Hugo Chavez of Venezuela is likened to Hitler. That he has won
nine democratic elections and referenda -- a world record -- is
of no interest.
A few weeks ago, Channel 4 News in Britain - regarded as a
liberal news service - carried a major item that might have been
broadcast by the State Department. The reporter, Jonathan Rugman,
the Washington correspondent, presented Chavez as a cartoon
character, a sinister buffoon whose folksy Latin way camouflaged
a man “in danger of joining a rogue gallery of dictators and
despots - Washington's latest Latin nightmare.” In contrast,
Condaleeza Rice was afforded gravitas and Rumsfeld was allowed
to call Chavez Hitler, unchallenged.
Indeed, almost everything in this travesty of journalism was
viewed from Washington, only fragments of it from the barrios of
Venezuela, where President Chavez enjoys 80 per cent popularity.
In crude Soviet-flick style, Chavez was shown with Saddam
Hussein when this brief encounter only had to do with OPEC and
oil. According to the reporter, Venezuela under Chavez was
helping Iran develop nuclear weapons. No evidence was given for
this absurdity.
The softening-up of Venezuela is well advanced in the United
States.
Ninety-five per cent of 100 media commentaries surveyed by the
media watch dog FAIR expressed hostility to Chavez. “Dictator”,
“strongman”, “demagogue” were the familiar buzz words, so that
people reading and watching had no idea that Venezuela was the
only oil-producing country in the world to use its oil revenue
for the benefit of poor people. They would have no idea of
spectacular developments in health, education, literacy. They
would have no idea that Venezuela has no political jails -
unlike the United States.
So that if the Bush administration launches “Operation Balboa”,
a mooted plan to overthrow the Chavez government, who will care,
because who will know? For we shall only have the media version
- another lousy demagogue got what was coming to him. The poor
of Venezuela, like the poor of Nicaragua, like the poor of
Vietnam and Cambodia, like the poor of Fallujah, whose dreams
and lives are of no interest, will be invisible in their grief
-- a triumph of censorship by journalism.
What should journalists do? I mean, journalists who give a damn?

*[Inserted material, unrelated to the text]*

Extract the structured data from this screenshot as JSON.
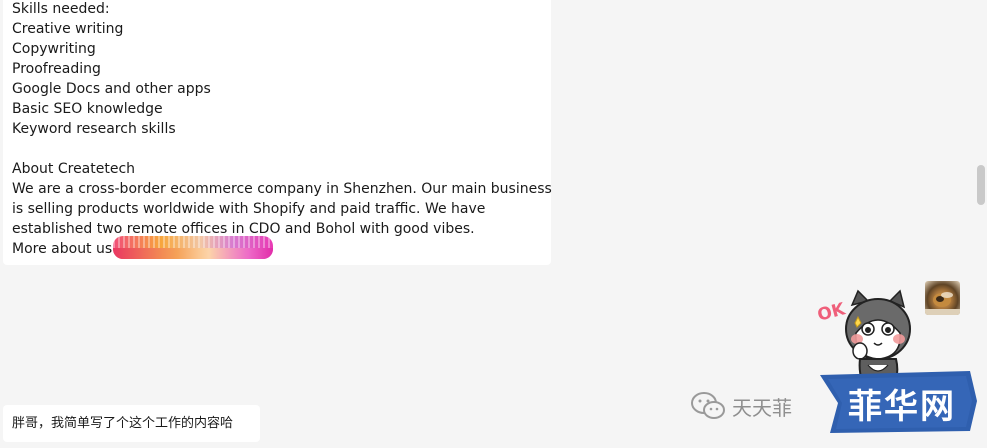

They need to act now. Governments fear good journalists. The
reason the Pentagon spends millions of dollars on PR, or
“perception management” companies that try to bend the news is
because it fears truth tellers, just as Stalinist governments
feared them. There is no difference. Look back at the great
American journalists: Upton Sinclair, Edward R Murrow, Martha
Gellhorn, I. F.Stone, Seymour Hersh. All were mavericks. None
embraced the corporate world of journalism and its modern
supplier: the media college.
It is said the internet is an alternative; and what is wonderful
about the rebellious spirits on the World Wide Web is that they
often report as journalists should. They are mavericks in the
tradition of the great muckrakers: those like the Irish
journalist Claud Cockburn, who said: "Never believe anything
until it is officially denied." But the internet is still a kind
of samidzat, an underground, and most of humanity does not log
on; just as most of humanity does not own a cell phone. And the
right to know ought to be universal. That other great muckraker,
Tom Paine, warned that if the majority of the people were denied
the truth and ideas of truth, it was time to storm what he
called the "Bastille of words". That time is now."